Gislaine Engelmann. Foto: Divulgação
Nesta quarta-feira (16) se celebra o Dia Mundial da Alimentação, data que convida a refletir sobre um dos direitos humanos mais fundamentais: o direito à alimentação. O tema central, neste ano, é “Direito aos alimentos para uma vida e um futuro melhores”, enfatizando a importância de garantir que todos tenham acesso a alimentos nutritivos e suficientes, essenciais para a saúde e o desenvolvimento. Os quatro pilares que orientam as discussões neste dia são: melhor nutrição, melhor produção, melhor ambiente e melhor qualidade de vida, afirma Gislaine Engelmann, nutricionista clínica.
Melhor nutrição
A nutrição adequada é vital para o nosso bem-estar. Estudos mostram que uma dieta equilibrada, rica em frutas, verduras, grãos integrais, proteínas magras e gorduras saudáveis, está diretamente ligada à prevenção de doenças crônicas, como diabetes e hipertensão. No entanto, muitas pessoas ainda enfrentam a insegurança alimentar, ou seja, a falta de acesso a alimentos suficientes e nutritivos. Isso pode ser consequência de fatores econômicos, sociais e ambientais. É fundamental que políticas públicas e iniciativas sociais para garantir que todos tenham alimentação de qualidade.
Melhor produção
A forma como produzimos alimentos também impacta diretamente nossa saúde e o meio ambiente. A agricultura sustentável e práticas de cultivo responsáveis são essenciais para garantir que as futuras gerações possam desfrutar de uma alimentação saudável. Isso envolve desde a escolha de técnicas que preservem o solo e a água até a promoção da biodiversidade. O desperdício é uma questão crítica. Cerca de um terço dos alimentos produzidos globalmente é perdido ou desperdiçado. Reduzir esse desperdício é uma ação necessária para melhorar a eficiência da produção.
Melhor ambiente
A relação entre alimentação e meio ambiente é inegável.

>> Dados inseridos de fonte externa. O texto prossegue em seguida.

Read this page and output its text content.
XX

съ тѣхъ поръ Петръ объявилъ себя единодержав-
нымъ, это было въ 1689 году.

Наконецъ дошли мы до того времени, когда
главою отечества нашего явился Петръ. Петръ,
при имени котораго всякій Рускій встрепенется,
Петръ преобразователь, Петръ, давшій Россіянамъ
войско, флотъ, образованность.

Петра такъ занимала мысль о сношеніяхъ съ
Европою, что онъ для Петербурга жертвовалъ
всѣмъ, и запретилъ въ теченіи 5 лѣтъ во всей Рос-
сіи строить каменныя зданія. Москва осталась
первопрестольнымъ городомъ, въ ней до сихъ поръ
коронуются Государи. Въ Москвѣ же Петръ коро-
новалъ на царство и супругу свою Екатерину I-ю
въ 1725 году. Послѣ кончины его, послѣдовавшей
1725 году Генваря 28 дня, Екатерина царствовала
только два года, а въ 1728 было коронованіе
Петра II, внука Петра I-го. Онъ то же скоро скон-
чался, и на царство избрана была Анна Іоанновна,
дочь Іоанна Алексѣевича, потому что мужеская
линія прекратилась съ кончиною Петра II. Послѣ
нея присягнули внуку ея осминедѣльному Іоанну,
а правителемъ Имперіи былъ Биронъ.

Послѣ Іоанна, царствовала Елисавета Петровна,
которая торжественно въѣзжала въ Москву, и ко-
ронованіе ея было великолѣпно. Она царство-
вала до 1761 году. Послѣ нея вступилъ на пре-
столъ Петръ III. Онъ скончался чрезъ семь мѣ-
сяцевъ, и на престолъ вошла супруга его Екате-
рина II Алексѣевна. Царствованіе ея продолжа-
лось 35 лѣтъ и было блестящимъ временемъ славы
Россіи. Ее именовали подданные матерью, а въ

O impacto da produção de alimentos no aquecimento global e na degradação ambiental exige uma reflexão sobre nossos hábitos alimentares. Optar por alimentos locais e da estação, além de reduzir o consumo de produtos de origem animal, pode ajudar a minimizar essa pegada ecológica. A agroecologia e a permacultura são exemplos de práticas que promovem a saúde do solo e a biodiversidade, criando um ciclo sustentável que beneficia tanto os produtores quanto os consumidores.
Melhor qualidade de vida
Por fim, a qualidade de vida está intrinsecamente ligada à nutrição e à segurança alimentar. A alimentação não é apenas uma necessidade biológica, mas também uma experiência cultural e social. Promover uma alimentação saudável pode melhorar não só a saúde física, mas também o bem-estar emocional e social. Atividades comunitárias que incentivam a agricultura urbana, como hortas comunitárias, são exemplos de como podemos unir as pessoas em torno do acesso a alimentos frescos e nutritivos, garantido melhor qualidade de vida.